КАК ПОЙМАТЬ ДУХ ВРЕМЕНИ
— Хорошо, что некоторые произведения современных писателей экранизируются, более или менее удачно. Какие из прочитанных в последнее время вы предложили бы для новых лент?
— Экранизация хорошей литературы, если это не пьеса, — дело рискованное. В любом случае ни один из моих любимых фильмов Джармуша, Коэнов или Тарантино не снят по готовому роману. Тем не менее, знаю, что Ира Цилык приступила к съемкам фильма по еще не изданному роману своего мужа Артема Чеха, который я только недавно взял на редактирование. Люблю эту пару, надеюсь, что полюблю и фильм. Там еще и очень фактурный Издрык в главной взрослой роли. Много кинематографических сцен есть в «Амадоке» Софии Андрухович. Только эпопейная по размаху «Амадока» в обычный фильм не поместится — разве в сериал. А я за всю жизнь всего несколько сериалов видел — не мой жанр. Но пусть будет, если кто-то нормально снимет, то ради Софии посмотрю.
— Вы — переводчик, литературный и медиакритик, эссеист, редактор, колумнист. Как все эти ипостаси уживаются в одном лице? Не возникало ли желания писать прозу?
— Не знаю, кто это меня окрестил медиакритиком, я такими вещами точно не занимаюсь. И литературной критикой уже давно тоже. Потому что, во-первых, почти все современные украинские писатели, о которых я мог бы что-то писать, являются моими приятелями или даже близкими друзьями. Какая уж тут может быть хотя бы мнимая объективность?
А во-вторых, точнее, во-первых, когда я говорил об отсутствии четких теоретических принципов, то имел в виду прежде всего себя. Я не знаю, как оценивать большинство современной литературы. В идеале критик должен уметь показать связь между так называемым духом времени и всеми теми художественными средствами, которые использует тот или иной писатель. Я понимаю, как это работает в реализме или модернизме, как содержание эпохи выражает себя через формальные элементы произведения. Но как это работает сегодня — понимаю очень редко. И именно поэтому не имею желания писать художественную прозу.
Какой он — нынешний дух времени? НЕ уловив его таких романов, как «Зачарованная гора» или «Шум и ярость», не напишешь. А развлекать читателя социально-бытовыми историйками — для этого и колонок вполне хватает. Которых, кстати, я тоже не писал бы, но чем-то должен зарабатывать на хлеб насущный.

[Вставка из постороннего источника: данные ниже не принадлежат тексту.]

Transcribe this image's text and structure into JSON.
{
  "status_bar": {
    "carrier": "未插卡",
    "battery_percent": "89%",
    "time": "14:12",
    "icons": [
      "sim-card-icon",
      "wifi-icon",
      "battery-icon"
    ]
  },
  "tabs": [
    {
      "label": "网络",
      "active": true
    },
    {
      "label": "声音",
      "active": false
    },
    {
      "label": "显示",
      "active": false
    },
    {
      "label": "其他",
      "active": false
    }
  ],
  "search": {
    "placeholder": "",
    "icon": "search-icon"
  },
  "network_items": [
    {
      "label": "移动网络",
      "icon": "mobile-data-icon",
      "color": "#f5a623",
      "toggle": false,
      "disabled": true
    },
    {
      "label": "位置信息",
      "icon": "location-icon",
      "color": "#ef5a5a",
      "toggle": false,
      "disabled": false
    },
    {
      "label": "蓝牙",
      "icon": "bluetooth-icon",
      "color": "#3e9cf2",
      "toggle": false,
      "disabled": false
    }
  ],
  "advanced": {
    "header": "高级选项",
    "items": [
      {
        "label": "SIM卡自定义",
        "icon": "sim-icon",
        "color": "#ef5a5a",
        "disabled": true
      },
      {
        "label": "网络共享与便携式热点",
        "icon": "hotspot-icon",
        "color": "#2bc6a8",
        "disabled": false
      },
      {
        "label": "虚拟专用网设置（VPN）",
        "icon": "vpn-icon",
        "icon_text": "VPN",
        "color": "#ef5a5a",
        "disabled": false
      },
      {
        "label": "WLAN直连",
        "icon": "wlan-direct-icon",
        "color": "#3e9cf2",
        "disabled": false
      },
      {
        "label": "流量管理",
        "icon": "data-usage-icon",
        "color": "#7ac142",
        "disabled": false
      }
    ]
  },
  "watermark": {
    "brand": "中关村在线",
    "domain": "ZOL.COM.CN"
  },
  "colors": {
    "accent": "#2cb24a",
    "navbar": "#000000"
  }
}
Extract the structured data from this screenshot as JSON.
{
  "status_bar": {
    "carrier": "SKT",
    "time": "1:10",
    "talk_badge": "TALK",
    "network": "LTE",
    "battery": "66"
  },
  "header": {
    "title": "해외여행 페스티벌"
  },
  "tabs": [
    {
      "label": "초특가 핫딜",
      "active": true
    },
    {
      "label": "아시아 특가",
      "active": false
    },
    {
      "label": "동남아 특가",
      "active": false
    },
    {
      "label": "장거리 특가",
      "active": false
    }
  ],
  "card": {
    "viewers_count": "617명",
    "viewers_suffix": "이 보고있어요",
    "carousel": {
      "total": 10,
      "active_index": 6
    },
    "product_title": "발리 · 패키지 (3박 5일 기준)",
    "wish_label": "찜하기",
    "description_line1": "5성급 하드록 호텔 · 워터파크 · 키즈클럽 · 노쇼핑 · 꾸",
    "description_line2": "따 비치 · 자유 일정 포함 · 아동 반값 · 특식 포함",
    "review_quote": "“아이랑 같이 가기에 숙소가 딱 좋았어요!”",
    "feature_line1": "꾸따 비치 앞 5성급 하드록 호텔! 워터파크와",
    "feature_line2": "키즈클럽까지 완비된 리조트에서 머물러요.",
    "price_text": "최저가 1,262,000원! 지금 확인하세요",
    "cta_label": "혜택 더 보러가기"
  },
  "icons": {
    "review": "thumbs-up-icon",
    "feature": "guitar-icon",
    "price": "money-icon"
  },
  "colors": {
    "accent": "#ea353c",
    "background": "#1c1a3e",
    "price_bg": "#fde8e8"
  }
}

Вот этим и зарабатываю: колонками, редактированием и переводами. А если бы кто-то мне оставил солидное наследство, то и этого не делал бы. Ну, может, переводил бы изредка что-то по-настоящему для меня интересное, например, изданная несколько дней назад книга Миколая Гринберга «Я обвиняю Аушвиц».
— Вы — пример для молодых писателей, в чем они сами признаются. Что посоветовали бы им в первую очередь?
— Если действительно знаете таких писателей, то я бы им посоветовал не врать. Если бы они брали пример с меня, то не писали ни прозы, ни стихов.
— Сакраментальное: когда дождемся украинского автора-нобелянта? Кто из нынешних, по вашему мнению, может претендовать?
— Я уже давно потерял надежду понять логику присуждения всех на свете премий — от Нобелевской до таких, как Золотой Хрен или его родственница Булька. Несколько важнейших авторов ХХ века Нобелевки не получили, а многим из тех, кто получил ее, наверное, сегодня не дали бы: нашли бы какие-то политнекорректности. Поэтому воздержусь от прогнозов. Скажу только, что своего Томаса Манна или Уильяма Фолкнера у нас, кажется, нет, но с десяток писателей, не хуже других лауреатов Нобелевки, есть. Что отнюдь не означает, что кто-то из них эту премию получит.